学术文献库

The next generation of galaxy surveys will provide more precise measurements of galaxy clustering than have previously been possible. The 21-cm radio signals that are emitted from neutral atomic hydrogen (HI) gas will be detected by large-area radio surveys such as WALLABY and the SKA, and deliver galaxy positions and velocities that can be used to measure galaxy clustering statistics. But, to harness this information to improve our cosmological understanding, and learn about the physics of dark matter and dark energy, we need to accurately model the manner in which galaxies detected in HI trace the underlying matter distribution of the Universe. For this purpose, we develop a new HI-based Halo Occupation Distribution (HOD) model, which makes predictions for the number of galaxies present in dark matter halos conditional on their HI mass. The parameterised HOD model is fit and validated using the Dark Sage semi-analytic model, where we show that the HOD parameters can be modelled by simple linear and quadratic functions of HI mass.

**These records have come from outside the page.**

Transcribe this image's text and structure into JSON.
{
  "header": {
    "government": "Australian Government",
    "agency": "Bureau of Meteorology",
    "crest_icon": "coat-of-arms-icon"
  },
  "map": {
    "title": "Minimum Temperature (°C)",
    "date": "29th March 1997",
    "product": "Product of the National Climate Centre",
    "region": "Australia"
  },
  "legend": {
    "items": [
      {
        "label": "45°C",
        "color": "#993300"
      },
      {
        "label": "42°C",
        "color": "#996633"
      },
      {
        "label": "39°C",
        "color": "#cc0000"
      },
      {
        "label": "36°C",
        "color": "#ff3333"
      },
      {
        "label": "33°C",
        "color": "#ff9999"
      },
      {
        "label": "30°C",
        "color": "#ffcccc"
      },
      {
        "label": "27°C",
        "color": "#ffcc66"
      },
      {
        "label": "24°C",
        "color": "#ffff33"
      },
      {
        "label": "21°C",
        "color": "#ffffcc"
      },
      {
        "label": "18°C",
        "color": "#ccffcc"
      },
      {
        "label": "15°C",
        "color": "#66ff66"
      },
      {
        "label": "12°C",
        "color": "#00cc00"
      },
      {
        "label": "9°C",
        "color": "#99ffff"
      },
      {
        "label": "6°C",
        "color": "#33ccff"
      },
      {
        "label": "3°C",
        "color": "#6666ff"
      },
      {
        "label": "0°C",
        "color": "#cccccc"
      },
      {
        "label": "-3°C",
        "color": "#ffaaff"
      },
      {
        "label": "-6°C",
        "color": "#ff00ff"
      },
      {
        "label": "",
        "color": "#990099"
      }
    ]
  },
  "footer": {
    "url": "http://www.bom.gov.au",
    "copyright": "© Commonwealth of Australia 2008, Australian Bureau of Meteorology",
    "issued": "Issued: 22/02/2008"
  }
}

However, we also find that the clustering predicted by the HOD depends sensitively on the radial distributions of the HI galaxies within their host dark matter halos, which does not follow the NFW profile in the Dark Sage simulation. As such, this work enables -- for the first time -- a simple prescription for placing galaxies of different HI mass within dark matter halos in a way that is able to reproduce the HI mass-dependent galaxy clustering and HI mass function simultaneously and without requiring knowledge of the optical properties of the galaxies. Further efforts are required to demonstrate that this model can be used to produce large ensembles of mock galaxy catalogues for upcoming surveys.